Найти сносную библиотеку в краю верблюдов и каменных истуканов Федор не надеялся. Усть-Чегень в смысле просвещения был жестокой глухоманью, куда не добиралась нога первопроходца, сеющего разумное и доброе. Федор объездил несколько сел в поисках доступа к всемирной паутине, пока не ударил себя по лбу, вспомнив о культурном центре «Беловодье» в Актагаше и музее Бернгарта при нем. Запасшись едой, он сел на автобус и три дня не появлялся в Усть-Чегене. Вернулся обросший щетиной, с мрачным блеском в глазах и пластырем на разбитом носу. Деду Филимону, который заинтересовался происхождением заплаты, Федор объяснил:
— За научную истину, дед, по-прежнему бьют. У вас тут просто какие-то монстры инквизиции водятся.
— Беловодцы-то? Ну так, а я тебе, что говорил. Весной у них к тому же обостряется… это самое. — Дед покрутил пальцами у головы. — А у нас тоже новости, слышь, Федька. Церковь новую ставить будут взамен сгоревшей. Попа прислали, у Кузьминишны в комнату вселился. Будет, значит, опиум распространять среди народа. Во как.

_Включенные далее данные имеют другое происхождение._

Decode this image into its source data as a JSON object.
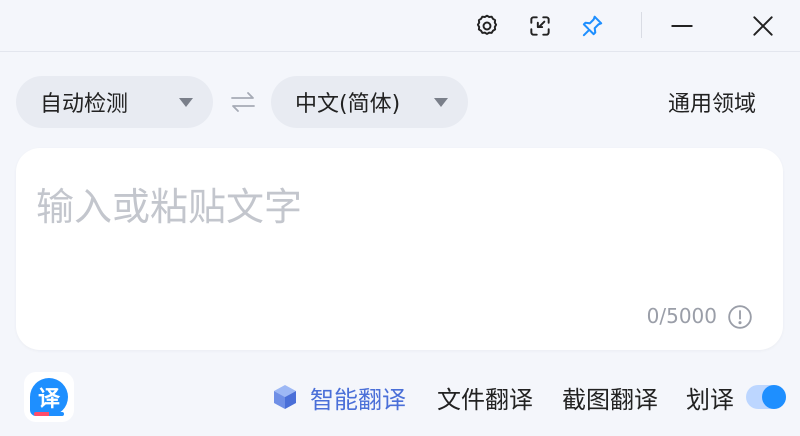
{
  "titlebar": {
    "icons": {
      "settings": "gear-icon",
      "mini_mode": "compress-icon",
      "pin": "pin-icon",
      "minimize": "minimize-icon",
      "close": "close-icon"
    }
  },
  "languages": {
    "source": "自动检测",
    "target": "中文(简体)",
    "swap_icon": "swap-icon",
    "domain": "通用领域"
  },
  "input": {
    "placeholder": "输入或粘贴文字",
    "value": "",
    "counter": "0/5000"
  },
  "bottom": {
    "smart_translate": "智能翻译",
    "file_translate": "文件翻译",
    "screenshot_translate": "截图翻译",
    "selection_translate": "划译",
    "selection_enabled": true,
    "logo_glyph": "译"
  },
  "colors": {
    "accent": "#1e8fff",
    "smart_label": "#4a6fd8",
    "pin_active": "#1e8fff",
    "background": "#f4f6fb"
  }
}
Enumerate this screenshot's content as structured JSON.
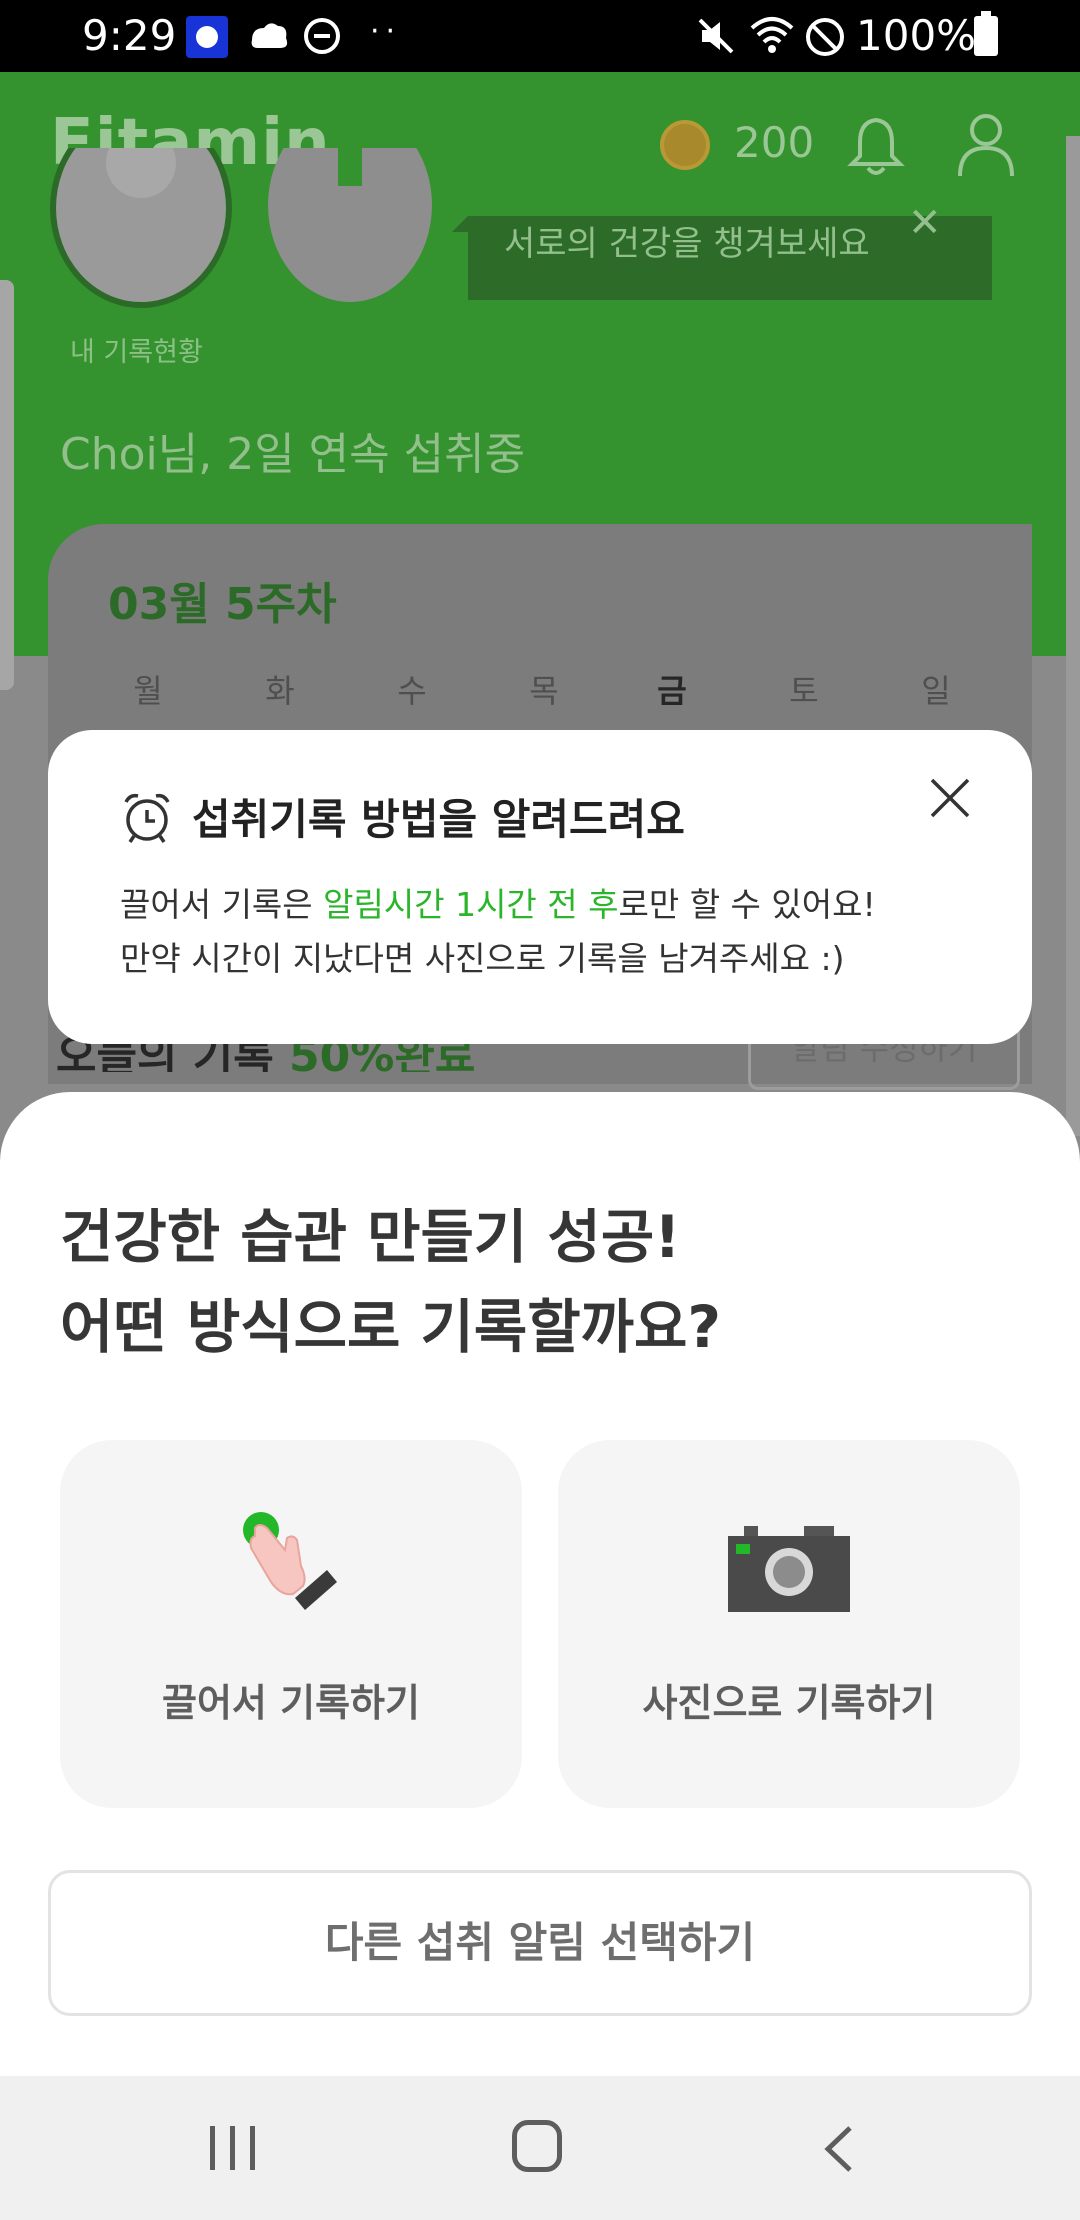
{
  "status_bar": {
    "time": "9:29",
    "battery": "100%",
    "dots": "··"
  },
  "app": {
    "brand": "Fitamin",
    "coins": "200",
    "my_record_label": "내 기록현황",
    "tooltip": "서로의 건강을 챙겨보세요",
    "tooltip_close": "✕",
    "streak": "Choi님, 2일 연속 섭취중",
    "week_title": "03월 5주차",
    "weekdays": [
      "월",
      "화",
      "수",
      "목",
      "금",
      "토",
      "일"
    ],
    "today_label": "오늘의 기록",
    "today_percent": "50%완료",
    "alarm_edit": "알림 수정하기"
  },
  "info_popup": {
    "title": "섭취기록 방법을 알려드려요",
    "line1_a": "끌어서 기록은 ",
    "line1_highlight": "알림시간 1시간 전 후",
    "line1_b": "로만 할 수 있어요!",
    "line2": "만약 시간이 지났다면 사진으로 기록을 남겨주세요 :)"
  },
  "sheet": {
    "title_line1": "건강한 습관 만들기 성공!",
    "title_line2": "어떤 방식으로 기록할까요?",
    "option_drag": "끌어서 기록하기",
    "option_photo": "사진으로 기록하기",
    "other_button": "다른 섭취 알림 선택하기"
  },
  "colors": {
    "brand_green": "#34932f",
    "highlight_green": "#2bb52a"
  }
}
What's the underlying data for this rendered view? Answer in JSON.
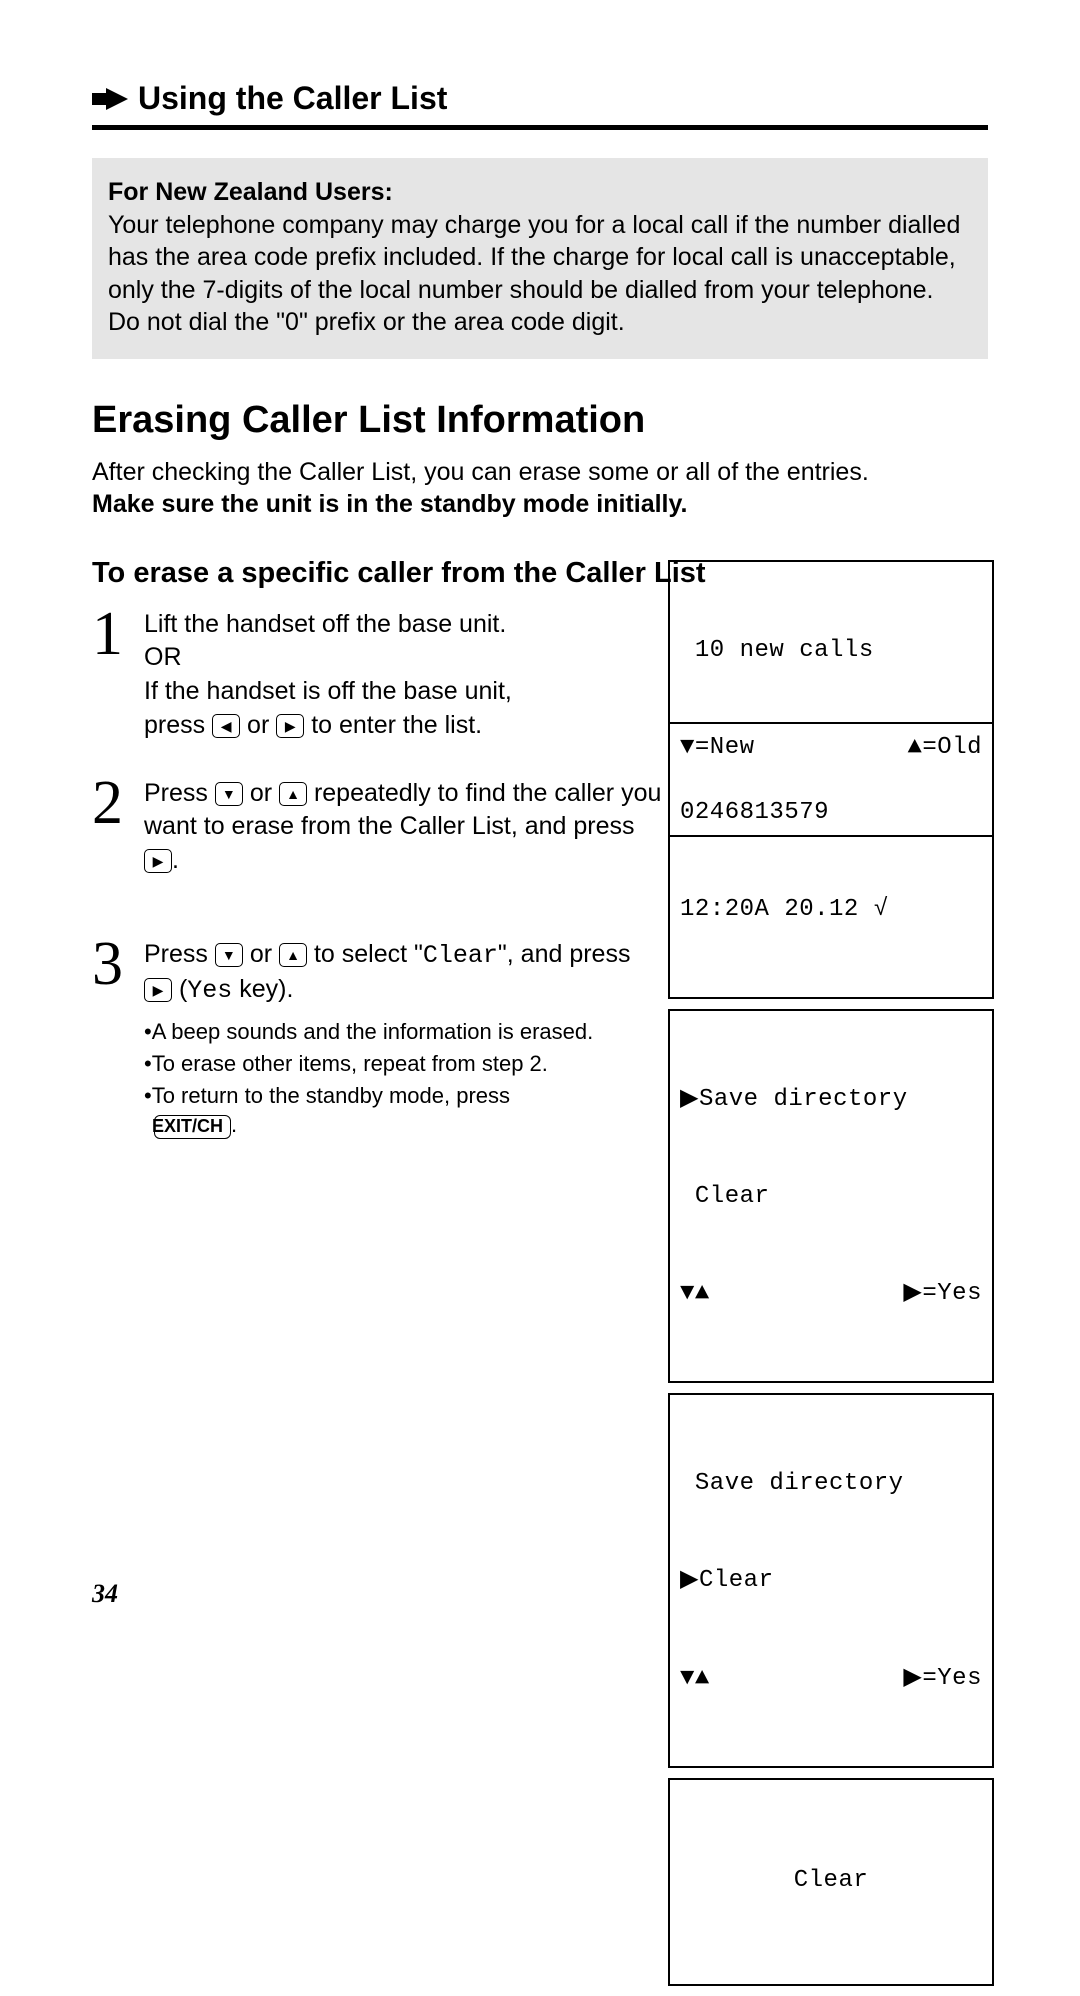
{
  "header": {
    "title": "Using the Caller List"
  },
  "note": {
    "title": "For New Zealand Users:",
    "body": "Your telephone company may charge you for a local call if the number dialled has the area code prefix included. If the charge for local call is unacceptable, only the 7-digits of the local number should be dialled from your telephone. Do not dial the \"0\" prefix or the area code digit."
  },
  "section_title": "Erasing Caller List Information",
  "intro_line1": "After checking the Caller List, you can erase some or all of the entries.",
  "intro_line2": "Make sure the unit is in the standby mode initially.",
  "sub_title": "To erase a specific caller from the Caller List",
  "steps": {
    "s1": {
      "num": "1",
      "l1": "Lift the handset off the base unit.",
      "l2": "OR",
      "l3a": "If the handset is off the base unit,",
      "l3b": "press ",
      "l3c": " or ",
      "l3d": " to enter the list."
    },
    "s2": {
      "num": "2",
      "a": "Press ",
      "b": " or ",
      "c": " repeatedly to find the caller you want to erase from the Caller List, and press ",
      "d": "."
    },
    "s3": {
      "num": "3",
      "a": "Press ",
      "b": " or ",
      "c": " to select \"",
      "clear": "Clear",
      "d": "\", and press ",
      "e": " (",
      "yes": "Yes",
      "f": " key).",
      "bul1": "•A beep sounds and the information is erased.",
      "bul2": "•To erase other items, repeat from step 2.",
      "bul3a": "•To return to the standby mode, press",
      "exit": "EXIT/CH",
      "bul3b": "."
    }
  },
  "lcd1": {
    "row1": " 10 new calls",
    "left": "▼=New",
    "right": "▲=Old"
  },
  "lcd2": {
    "row1": "0246813579",
    "row2": "12:20A 20.12 √"
  },
  "lcd3": {
    "row1": "▶Save directory",
    "row2": " Clear",
    "left": "▼▲",
    "right": "▶=Yes"
  },
  "lcd4": {
    "row1": " Save directory",
    "row2": "▶Clear",
    "left": "▼▲",
    "right": "▶=Yes"
  },
  "lcd5": {
    "row1": "Clear"
  },
  "page_number": "34"
}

— Попа, говоришь? — умываясь, переспросил Федор. Мысль о церкви и присланном священнике плавно перетекла в другую: — Дед, ты Аглаю не видел?
— Да встречалась. Запала девка в душу? — усмехнулся дед. — О вечном думать боле не тянет?
— Да как тебе сказать. Вот если бы она попалась на перо Петрарки или Пушкина, они бы сделали из нее небесное создание, живущее где-то там, под облаками, и простым смертным недоступное…
— Ну а ты, Федька, кого из нее сделал? — спросил дед.
— Кого я мог из нее сделать? — погрустнел Федор. — Она мечтает о куче детей и ненавидит иные возможности. Я не мог не объяснить ей, насколько это неподходяще для нее. Но она не захотела слушать и прогнала меня.
— Ну, это ты брось, слышь, Федька, — сказал дед. — Неподходяще ему! По-нашему — семеро на лавке и еще трое у мамки. Вот так вот. У меня пять девок народилось, всех замуж отдал, ни одной при себе на старость не оставил. Аглайка добрая девка. Не то что нынешние немочные курицы — одним еле опростаются и квохчут над ним.
— К тому же у нее идиосинкразия на город, — молвил Федор, ни к кому не обращаясь, зевнул и улегся на кровати. — И больше я не хочу о ней слышать. Ее самолюбие не желает играть с моим в одну игру. Дикарка, одним словом. Ее не приручить.